2025年の税制改正では、「103万円の壁」や「基礎控除の見直し」と並んで注目されるのが、
新たに創設される「特定親族特別控除」です。
これは、大学生など19歳以上23歳未満の子どもを扶養している家庭にとって、
「アルバイトでたくさん働いても扶養から外れにくくなる」ようにするための新しい仕組みです。
🎓 背景 ― “103万円の壁”が進学世帯の負担に
これまで、大学生のアルバイト収入が年間103万円を超えると、
親の「特定扶養控除」(控除額63万円)が使えなくなっていました。
そのため、親の税負担が増えるのを避けようと、
「子どもにシフトを抑えてもらう」「年末に働けなくなる」というケースが多く、
学生本人の就業機会を制限する要因にもなっていたのです。
一方で、物価高や授業料の上昇で、大学生のアルバイト収入は増加傾向。
家庭の実情に制度が合わなくなってきていました。
🧾 新設「特定親族特別控除」とは
こうした状況を受けて、2025年度税制改正では「特定親族特別控除」が新設されました。
これは、大学生などの年収が188万円以下なら、
段階的に控除を受けられる仕組みです。
| 子の給与収入 | 親の控除額(所得税) |
|---|---|
| ~150万円 | 63万円(満額) |
| 150~155万円 | 61万円 |
| 155~160万円 | 51万円 |
| 160~165万円 | 41万円 |
| 165~170万円 | 31万円 |
| 170~175万円 | 21万円 |
| 175~180万円 | 11万円 |
| 180~185万円 | 6万円 |
| 185~188万円 | 3万円 |
つまり、子どもの年収が188万円以下なら、
「控除がゼロにならず、段階的に減る」ように設計されています。
👨👩👧 どんな家庭が対象?
この控除の対象となるのは、
- 19歳以上23歳未満の子ども(大学生など)
- 親と生計を一にしていること(仕送りなどを含む)
- 合計所得金額が58万円超123万円以下(給与収入150~188万円)
となります。
控除は親の所得税・住民税の計算で使われ、結果的に親の税金が減る仕組みです。
💬 例:アルバイトを月15万円稼ぐ大学生の場合
たとえば、大学3年生の子どもが月15万円×12か月=年収180万円だったとします。
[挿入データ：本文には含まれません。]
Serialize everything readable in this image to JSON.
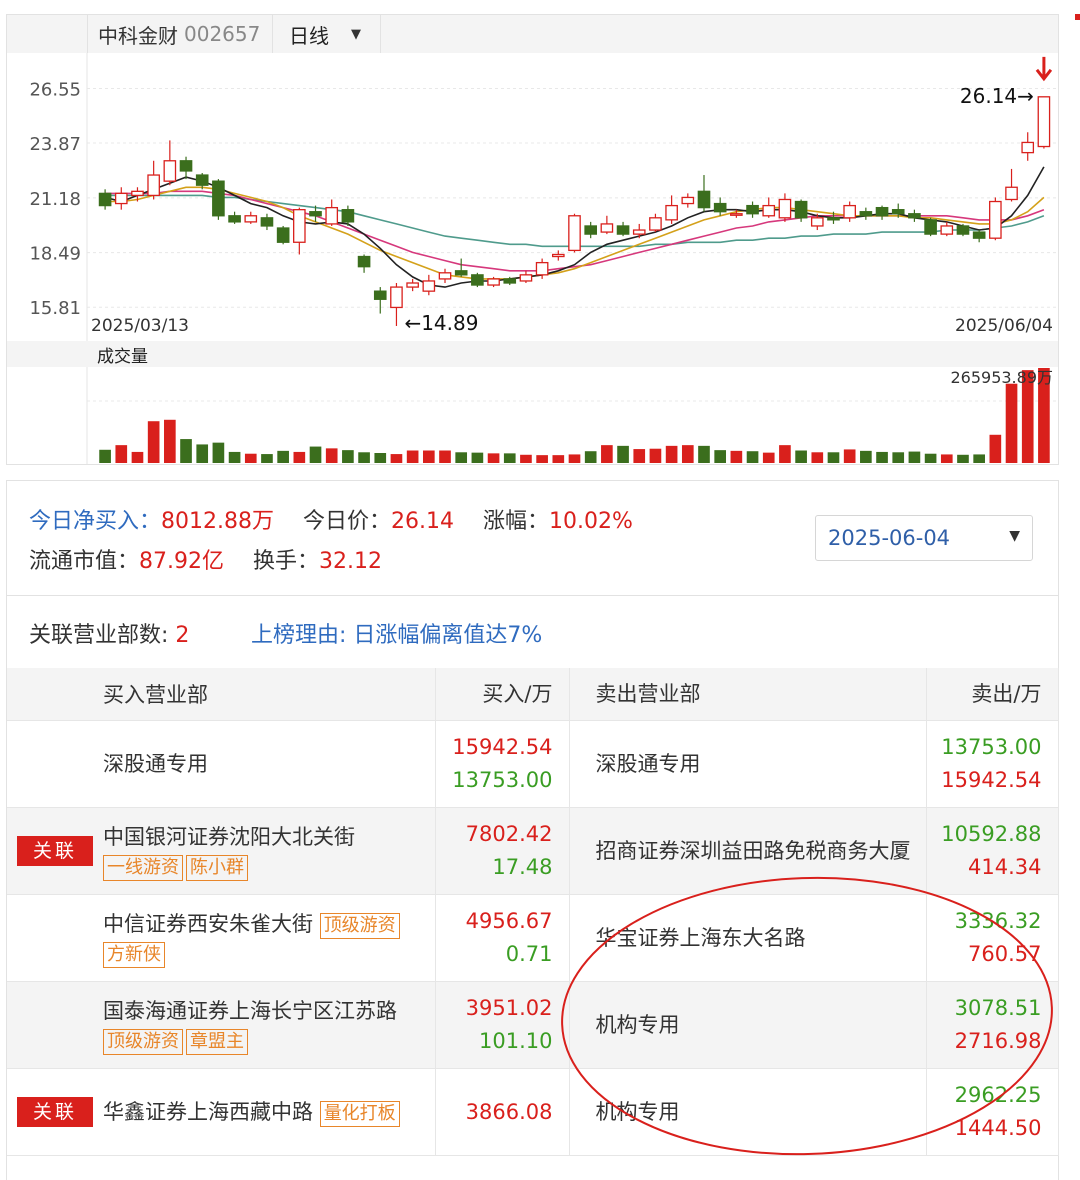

これまでなら103万円を超えた時点で扶養控除はゼロ。
親の税負担は数万円増えていました。
しかし新制度では、年収180万円なら「控除額6万円」が残ります。
完全には消えず、扶養の範囲を広く取れるようになるのが大きな特徴です。
📈 家計と働き方の両立を支援
政府がこの控除を導入した目的は、
「学生の就業意欲をそがずに、家計支援を両立する」ことにあります。
これにより、家庭の事情で学費や生活費を自分で稼ぐ学生が、
「親の税金が上がるから働けない」という矛盾を減らす狙いがあります。
また、企業側にとっても、学生アルバイトのシフト調整をしやすくなるメリットがあります。
⚠️ 注意:申告ミスに気をつけよう
2025年以降の年末調整では、
「給与所得者の特定親族特別控除申告書」という新しい様式が追加されます。
経理部門だけでなく、家庭でも次の点を確認しておくことが大切です。
- 子どもの年間収入見込みを正確に把握しておく
- 親子で同一人物を二重申告しない
- 所得の区分(58万円超123万円以下など)を間違えない
特に大学生のバイト収入は変動しやすく、途中で超えてしまうこともあります。
あらかじめシミュレーションしておくと安心です。
✏️ まとめ ― 扶養の“グレーゾーン”を減らす新制度
「特定親族特別控除」は、これまで“壁”のせいで生じていた不公平をやわらげる制度です。
段階的に控除額が減ることで、「103万円を超えたら一気に損」という問題が解消されます。
扶養を維持しながら子どもの自立を支援できる――
2025年の年末調整は、そんな“家族の働き方改革”の一歩ともいえるでしょう。
出典:『企業実務』2025年8月号
「年末調整に向けた『基礎控除の見直し等』『特定親族特別控除』の準備実務」
(税理士法人AOIみらい・長坂京)
という事で、今回は以上とさせていただきます。
次回以降も、よろしくお願いします。